Recommendation: use `error_mode: ignore` during exploration to avoid dropping data due to rule mistakes. Switch to `error_mode: propagate` when you require strict enforcement that prevents any erroneous transformation from being applied.

Simple processor snippets

* Transform processor for logs (ignore minor errors):

```yaml theme={null}
processors:
  transform:
    error_mode: ignore
    log_statements:
      - set(log.severity_text, "FAIL") where log.body == "request failed"
```

* Filter processor example to drop spans from `service1`:

```yaml theme={null}
processors:
  filter:
    traces:
      span:
        - resource.attributes["service.name"] == "service1"
```

Best practices and validation

<Callout icon="lightbulb" color="#1CB2FE">
  Start small: add one simple OTTL statement and test it. Use `error_mode: ignore` while iterating, then switch to stricter error handling once your rules are stable. Always validate your Collector configuration before deploying.
</Callout>

Validate the Collector configuration after edits:

```bash theme={null}
otelcol-contrib validate --config config.yaml
```

This command helps catch syntax errors and common configuration problems before you roll out changes.

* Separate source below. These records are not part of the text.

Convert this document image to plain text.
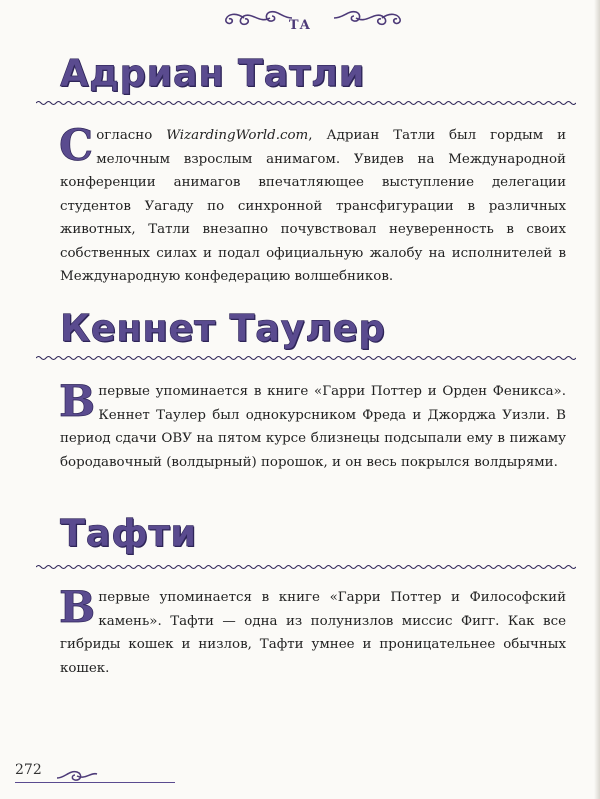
ТА
Адриан Татли
Согласно WizardingWorld.com, Адриан Татли был гордым и мелочным взрослым анимагом. Увидев на Международной конференции анимагов впечатляющее выступление делегации студентов Уагаду по синхронной трансфигурации в различных животных, Татли внезапно почувствовал неуверенность в своих собственных силах и подал официальную жалобу на исполнителей в Международную конфедерацию волшебников.
Кеннет Таулер
Впервые упоминается в книге «Гарри Поттер и Орден Феникса». Кеннет Таулер был однокурсником Фреда и Джорджа Уизли. В период сдачи ОВУ на пятом курсе близнецы подсыпали ему в пижаму бородавочный (волдырный) порошок, и он весь покрылся волдырями.
Тафти
Впервые упоминается в книге «Гарри Поттер и Философский камень». Тафти — одна из полунизлов миссис Фигг. Как все гибриды кошек и низлов, Тафти умнее и проницательнее обычных кошек.
272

Further reading and references

* OpenTelemetry Collector: [https://opentelemetry.io/docs/collector/](https://opentelemetry.io/docs/collector/)
* OTTL overview and syntax (Collector docs): [https://opentelemetry.io/docs/collector/configuration/processor/transform/](https://opentelemetry.io/docs/collector/configuration/processor/transform/)

That covers the core OTTL concepts: purpose, placement in the Collector pipeline, common use cases, hands-on examples for enrichment/redaction/filtering, error handling options, and validation tips.